The novel deals with a variety of themes, from the illusory nature of political power to the inherent injustice of any legal system; from the cowardly, hypocritical nature of one prelate (the parish priest don Abbondio) and the heroic sainthood of other priests (the friar Padre Cristoforo, the cardinal Federico Borromeo), to the unwavering strength of love (the relationship between Renzo and Lucia, and their struggle to finally meet again and be married). The novel is renowned for offering keen insights into the meanderings of the human mind..

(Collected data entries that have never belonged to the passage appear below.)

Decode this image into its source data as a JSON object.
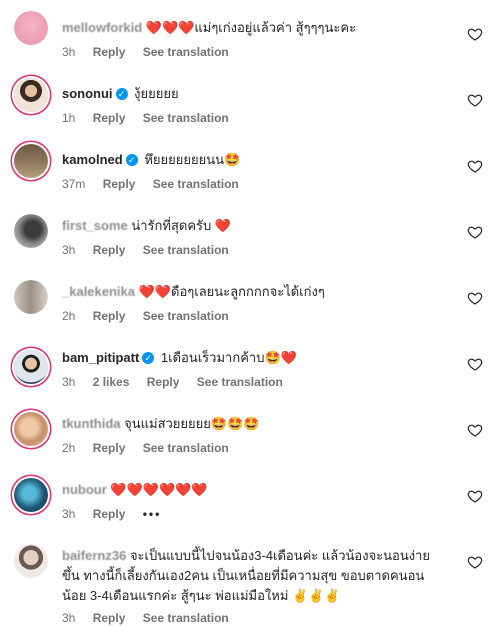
{
  "colors": {
    "accent": "#0095f6",
    "story_ring": "#e1306c",
    "meta": "#737373"
  },
  "labels": {
    "reply": "Reply",
    "see_translation": "See translation",
    "more": "•••"
  },
  "comments": [
    {
      "username": "mellowforkid",
      "verified": false,
      "blurred": true,
      "text": "❤️❤️❤️แม่ๆเก่งอยู่แล้วค่า สู้ๆๆๆนะคะ",
      "time": "3h",
      "likes": ""
    },
    {
      "username": "sononui",
      "verified": true,
      "blurred": false,
      "text": "งุ้ยยยยย",
      "time": "1h",
      "likes": ""
    },
    {
      "username": "kamolned",
      "verified": true,
      "blurred": false,
      "text": "หึยยยยยยยนน🤩",
      "time": "37m",
      "likes": ""
    },
    {
      "username": "first_some",
      "verified": false,
      "blurred": true,
      "text": "น่ารักที่สุดครับ ❤️",
      "time": "3h",
      "likes": ""
    },
    {
      "username": "_kalekenika",
      "verified": false,
      "blurred": true,
      "text": "❤️❤️ดือๆเลยนะลูกกกกจะได้เก่งๆ",
      "time": "2h",
      "likes": ""
    },
    {
      "username": "bam_pitipatt",
      "verified": true,
      "blurred": false,
      "text": "1เดือนเร็วมากค้าบ🤩❤️",
      "time": "3h",
      "likes": "2 likes"
    },
    {
      "username": "tkunthida",
      "verified": false,
      "blurred": true,
      "text": "จุนแม่สวยยยยย🤩🤩🤩",
      "time": "2h",
      "likes": ""
    },
    {
      "username": "nubour",
      "verified": false,
      "blurred": true,
      "text": "❤️❤️❤️❤️❤️❤️",
      "time": "3h",
      "likes": ""
    },
    {
      "username": "baifernz36",
      "verified": false,
      "blurred": true,
      "text": "จะเป็นแบบนี้ไปจนน้อง3-4เดือนค่ะ แล้วน้องจะนอนง่ายขึ้น ทางนี้ก็เลี้ยงกันเอง2คน เป็นเหนื่อยที่มีความสุข ขอบตาดคนอนน้อย 3-4เดือนแรกค่ะ สู้ๆนะ พ่อแม่มือใหม่ ✌️✌️✌️",
      "time": "3h",
      "likes": ""
    }
  ]
}
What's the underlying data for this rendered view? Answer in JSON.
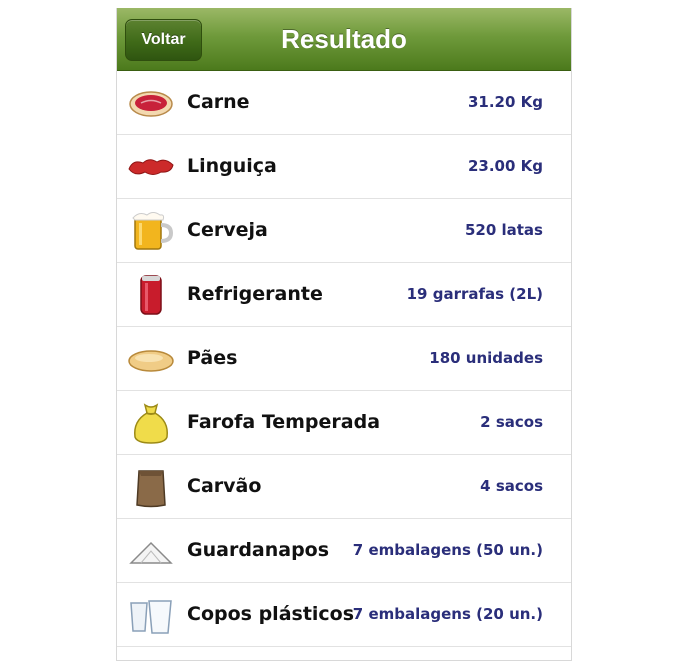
{
  "navbar": {
    "back_label": "Voltar",
    "title": "Resultado",
    "bar_color": "#5e8a2c"
  },
  "items": [
    {
      "label": "Carne",
      "value": "31.20 Kg",
      "icon": "steak-icon"
    },
    {
      "label": "Linguiça",
      "value": "23.00 Kg",
      "icon": "sausage-icon"
    },
    {
      "label": "Cerveja",
      "value": "520 latas",
      "icon": "beer-mug-icon"
    },
    {
      "label": "Refrigerante",
      "value": "19 garrafas (2L)",
      "icon": "soda-can-icon"
    },
    {
      "label": "Pães",
      "value": "180 unidades",
      "icon": "bread-icon"
    },
    {
      "label": "Farofa Temperada",
      "value": "2 sacos",
      "icon": "farofa-sack-icon"
    },
    {
      "label": "Carvão",
      "value": "4 sacos",
      "icon": "charcoal-bag-icon"
    },
    {
      "label": "Guardanapos",
      "value": "7 embalagens (50 un.)",
      "icon": "napkin-icon"
    },
    {
      "label": "Copos plásticos",
      "value": "7 embalagens (20 un.)",
      "icon": "plastic-cups-icon"
    }
  ],
  "colors": {
    "value_text": "#2a2e7a",
    "label_text": "#111111"
  }
}
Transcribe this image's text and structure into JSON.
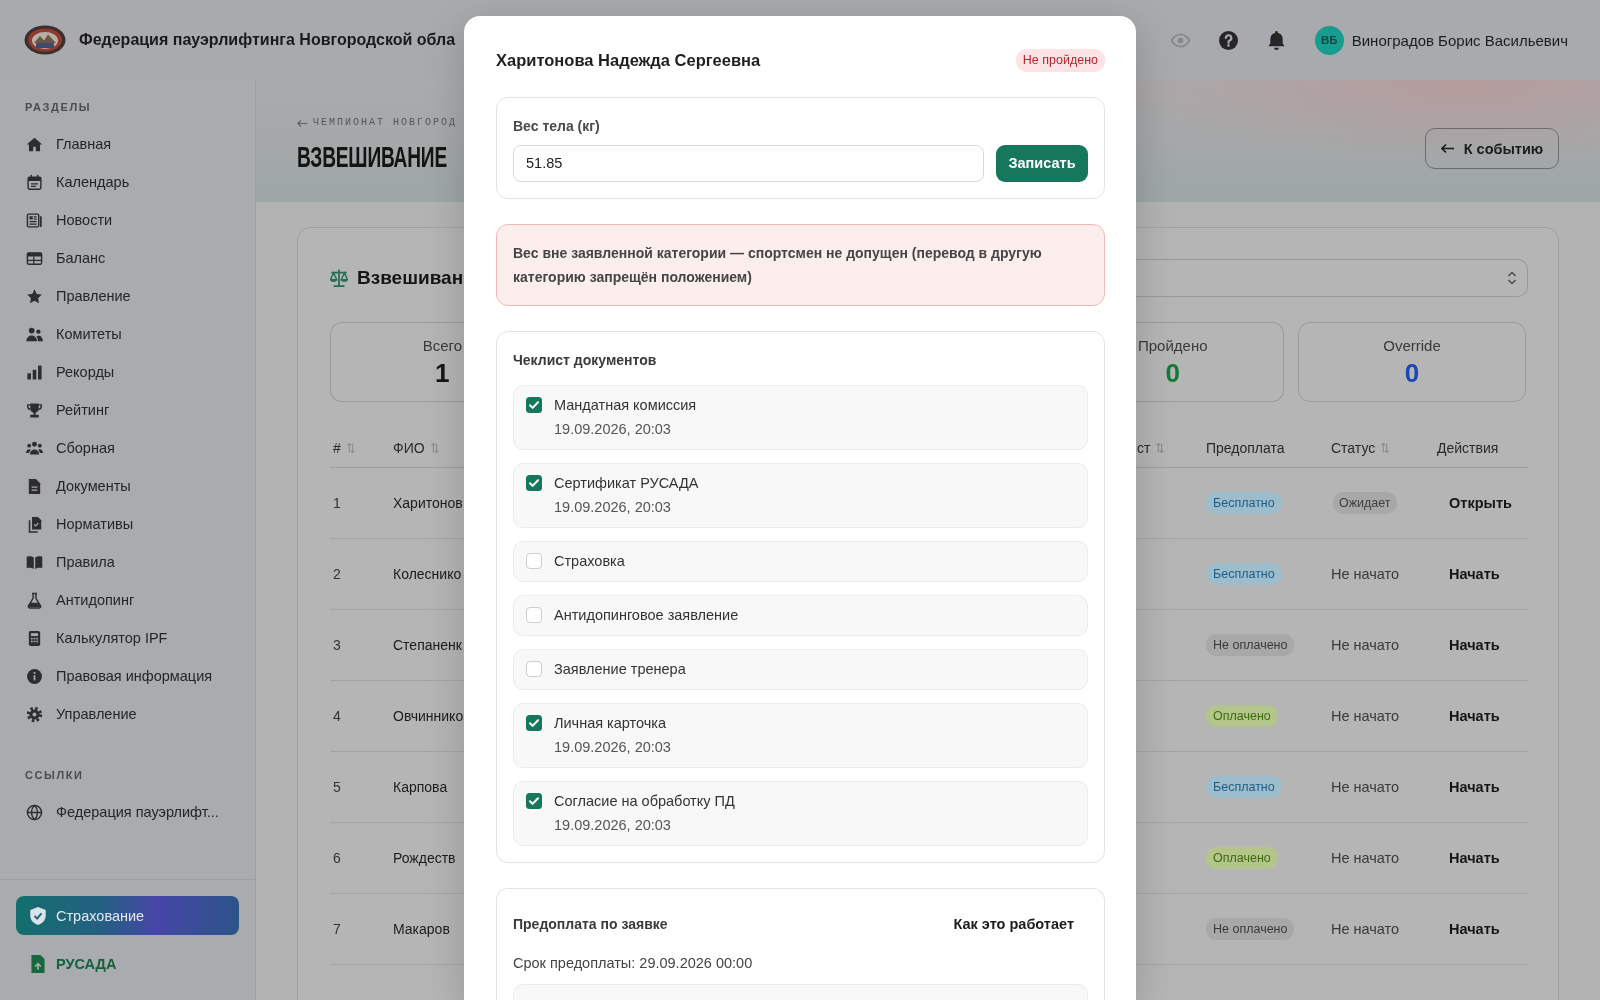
{
  "header": {
    "title": "Федерация пауэрлифтинга Новгородской обла",
    "user": {
      "initials": "ВБ",
      "name": "Виноградов Борис Васильевич"
    }
  },
  "sidebar": {
    "sections": [
      {
        "title": "РАЗДЕЛЫ",
        "items": [
          {
            "label": "Главная"
          },
          {
            "label": "Календарь"
          },
          {
            "label": "Новости"
          },
          {
            "label": "Баланс"
          },
          {
            "label": "Правление"
          },
          {
            "label": "Комитеты"
          },
          {
            "label": "Рекорды"
          },
          {
            "label": "Рейтинг"
          },
          {
            "label": "Сборная"
          },
          {
            "label": "Документы"
          },
          {
            "label": "Нормативы"
          },
          {
            "label": "Правила"
          },
          {
            "label": "Антидопинг"
          },
          {
            "label": "Калькулятор IPF"
          },
          {
            "label": "Правовая информация"
          },
          {
            "label": "Управление"
          }
        ]
      },
      {
        "title": "ССЫЛКИ",
        "items": [
          {
            "label": "Федерация пауэрлифт..."
          }
        ]
      }
    ],
    "footer": [
      {
        "label": "Страхование",
        "kind": "promo"
      },
      {
        "label": "РУСАДА",
        "kind": "link"
      }
    ]
  },
  "page": {
    "breadcrumb": "ЧЕМПИОНАТ НОВГОРОД",
    "title": "ВЗВЕШИВАНИЕ",
    "back_button": "К событию"
  },
  "weighin": {
    "title": "Взвешиван",
    "stats": [
      {
        "label": "Всего",
        "value": "1",
        "kind": "total"
      },
      {
        "label": "Пройдено",
        "value": "0",
        "kind": "passed"
      },
      {
        "label": "Override",
        "value": "0",
        "kind": "override"
      }
    ],
    "table": {
      "columns": [
        {
          "label": "#",
          "sortable": true
        },
        {
          "label": "ФИО",
          "sortable": true
        },
        {
          "label": "ст",
          "sortable": true
        },
        {
          "label": "Предоплата",
          "sortable": false
        },
        {
          "label": "Статус",
          "sortable": true
        },
        {
          "label": "Действия",
          "sortable": false
        }
      ],
      "rows": [
        {
          "number": "1",
          "name": "Харитонов",
          "payment": {
            "label": "Бесплатно",
            "kind": "free"
          },
          "status": {
            "label": "Ожидает",
            "kind": "waiting"
          },
          "action": "Открыть"
        },
        {
          "number": "2",
          "name": "Колеснико",
          "payment": {
            "label": "Бесплатно",
            "kind": "free"
          },
          "status": {
            "label": "Не начато",
            "kind": "not_started"
          },
          "action": "Начать"
        },
        {
          "number": "3",
          "name": "Степаненк",
          "payment": {
            "label": "Не оплачено",
            "kind": "unpaid"
          },
          "status": {
            "label": "Не начато",
            "kind": "not_started"
          },
          "action": "Начать"
        },
        {
          "number": "4",
          "name": "Овчиннико",
          "payment": {
            "label": "Оплачено",
            "kind": "paid"
          },
          "status": {
            "label": "Не начато",
            "kind": "not_started"
          },
          "action": "Начать"
        },
        {
          "number": "5",
          "name": "Карпова",
          "payment": {
            "label": "Бесплатно",
            "kind": "free"
          },
          "status": {
            "label": "Не начато",
            "kind": "not_started"
          },
          "action": "Начать"
        },
        {
          "number": "6",
          "name": "Рождеств",
          "payment": {
            "label": "Оплачено",
            "kind": "paid"
          },
          "status": {
            "label": "Не начато",
            "kind": "not_started"
          },
          "action": "Начать"
        },
        {
          "number": "7",
          "name": "Макаров",
          "payment": {
            "label": "Не оплачено",
            "kind": "unpaid"
          },
          "status": {
            "label": "Не начато",
            "kind": "not_started"
          },
          "action": "Начать"
        }
      ]
    }
  },
  "modal": {
    "title": "Харитонова Надежда Сергеевна",
    "status": {
      "label": "Не пройдено",
      "kind": "failed"
    },
    "weight": {
      "label": "Вес тела (кг)",
      "value": "51.85",
      "button": "Записать"
    },
    "alert": {
      "text": "Вес вне заявленной категории — спортсмен не допущен (перевод в другую категорию запрещён положением)",
      "kind": "error"
    },
    "checklist": {
      "title": "Чеклист документов",
      "items": [
        {
          "label": "Мандатная комиссия",
          "checked": true,
          "date": "19.09.2026, 20:03"
        },
        {
          "label": "Сертификат РУСАДА",
          "checked": true,
          "date": "19.09.2026, 20:03"
        },
        {
          "label": "Страховка",
          "checked": false
        },
        {
          "label": "Антидопинговое заявление",
          "checked": false
        },
        {
          "label": "Заявление тренера",
          "checked": false
        },
        {
          "label": "Личная карточка",
          "checked": true,
          "date": "19.09.2026, 20:03"
        },
        {
          "label": "Согласие на обработку ПД",
          "checked": true,
          "date": "19.09.2026, 20:03"
        }
      ]
    },
    "prepayment": {
      "title": "Предоплата по заявке",
      "help_link": "Как это работает",
      "deadline": "Срок предоплаты: 29.09.2026 00:00"
    }
  }
}
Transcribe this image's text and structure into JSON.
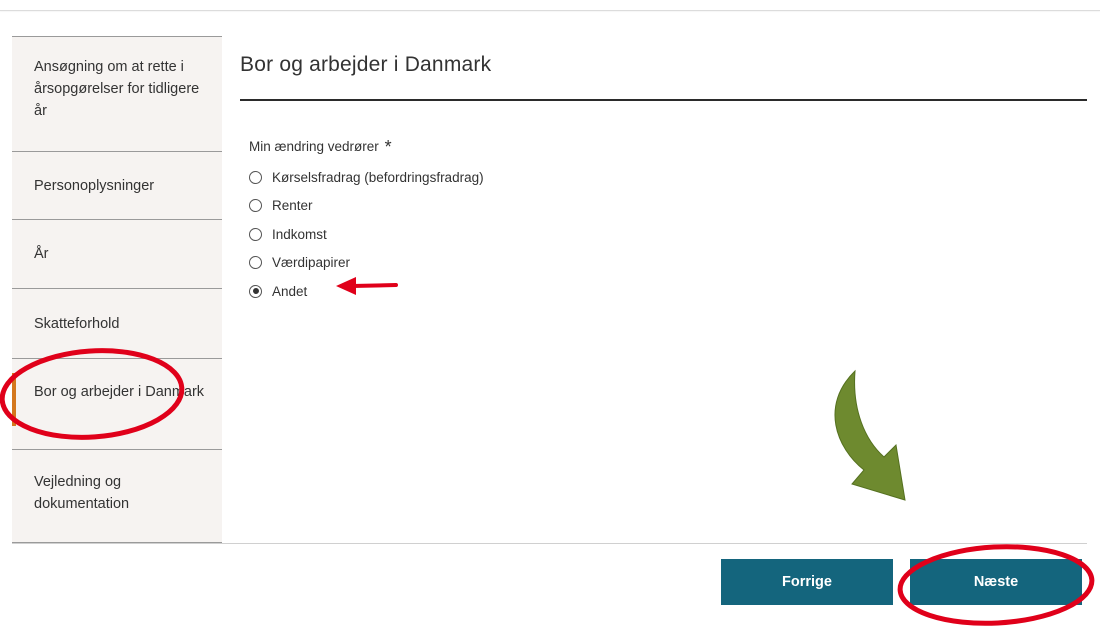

In this moment of world epidemic, many go back to Manzoni’s masterpiece where the plague condition of Milan is described. The pages dedicated to Silvia are greatly moving
It is the terrible epidemic that broke out in Northern Italy between 1630 and 1631, decimating the population and raging with particular virulence in the city of Milan, then among the most populous in the region: it is described in the final pages of the novel, in particular in the chapters . XXXI-XXXII entirely occupied by a historical digression that reconstructs the spread of the disease and its dramatic consequences (the novelist’s description has rightly remained famous and is still remembered as one of the high points of his literary work). The epidemic spread easily also thanks to the state of extreme poverty and deprivation in which the people found themselves after two years of terrible famine, and following troop movements and looting that took place in the context of the war for the succession of Mantua, which he saw Spain as opposed to France.